Nigel Thomas also declares that there are several kinds of mental images such as illusory images, oneiric images, thought images, consecutive images, hallucination images, corporal images and eidetic images. From these different kinds of mental images, illusory and oneiric images relate to my art practice the most. I would like to briefly analyse these two kinds of mental images.
An illusion is simply not perceiving things as they really are. Therefore, an illusory image could be defined as a misinterpretation of an external stimulus distorted by the one who perceives. Oneiric image, it is simply what dreams are made of. (Thomas, 2014) Before the article ‘The Meaning of Dreams’ (1901) was written by Sigmund Freud, dreams were taken as a kind of temporary insanity conditioned when sleeping. Thus, Freud brought a new perspective to this matter in his article. In The Interpretation of Dreams, he revealed that the psychic state of the dream is the same as that which occurs during other states of psychic life. (Freud, 2016, 778)

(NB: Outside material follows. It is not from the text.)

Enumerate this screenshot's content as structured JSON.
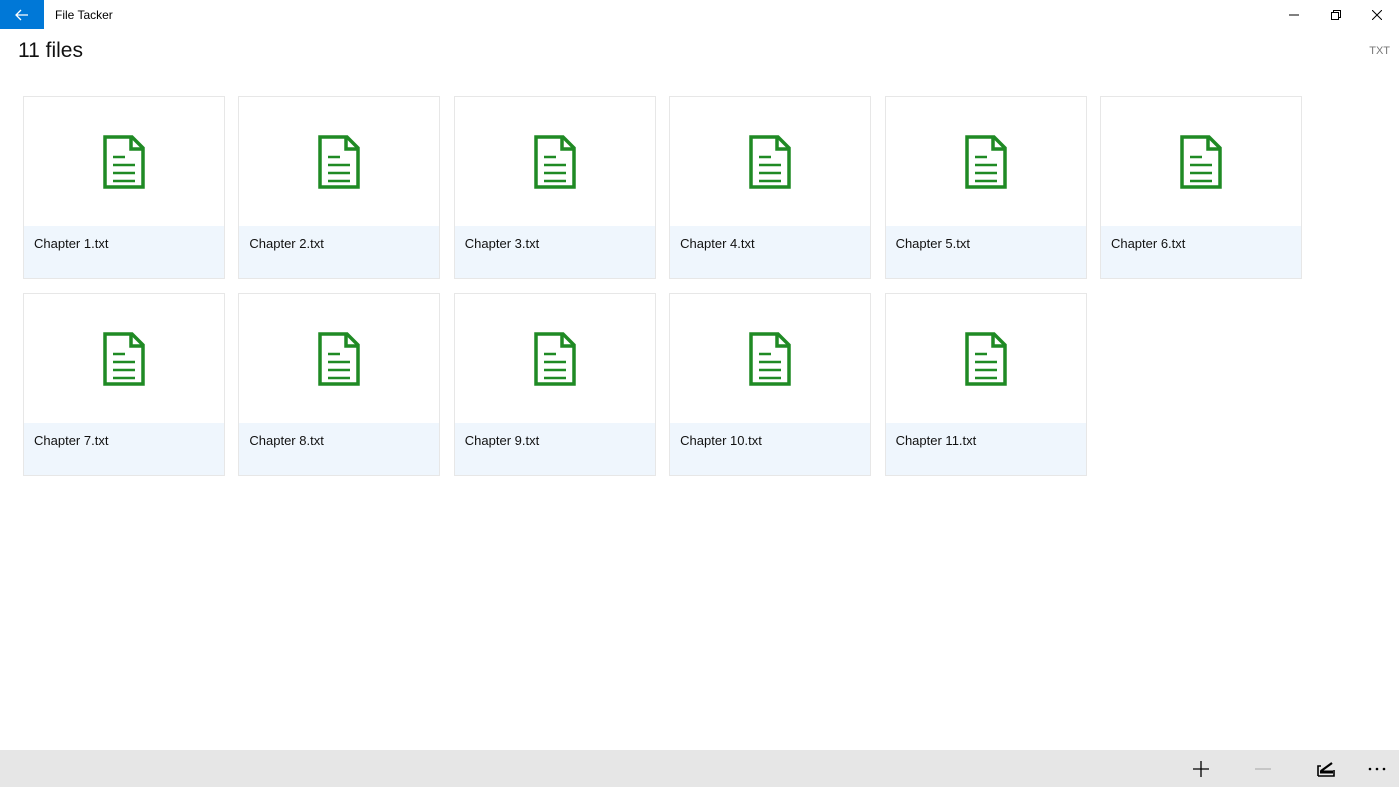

To share an example from my painting process; I started doing sketches of empty interiors during the beginning of the second semester of my graduate studies when I had just moved out of the dormitory and settled into the studio. The days when I was not staying in the studio, I was at the hospital due to a family member’s situation. I was spending my days in big empty spaces with a lot to reflect on. My dreams merged into my daydreams and became my reality at that moment, so, I started doing sketches about them. Before, my paintings had been composed of figures. However, during that period of my life, they seemed like artificial figures from magazines. Using figures in my paintings lost its meaning for me as I could no longer connect them with my process.
What I had been internally experiencing during the process of the painting below (Fig:3.), which I consider as the starting point for the series, showed itself in blue coloured walls on the canvas. The dreamlike colours and the false, illogical perspectives can be considered as visualized echoes of my internal representations of my indoor environment.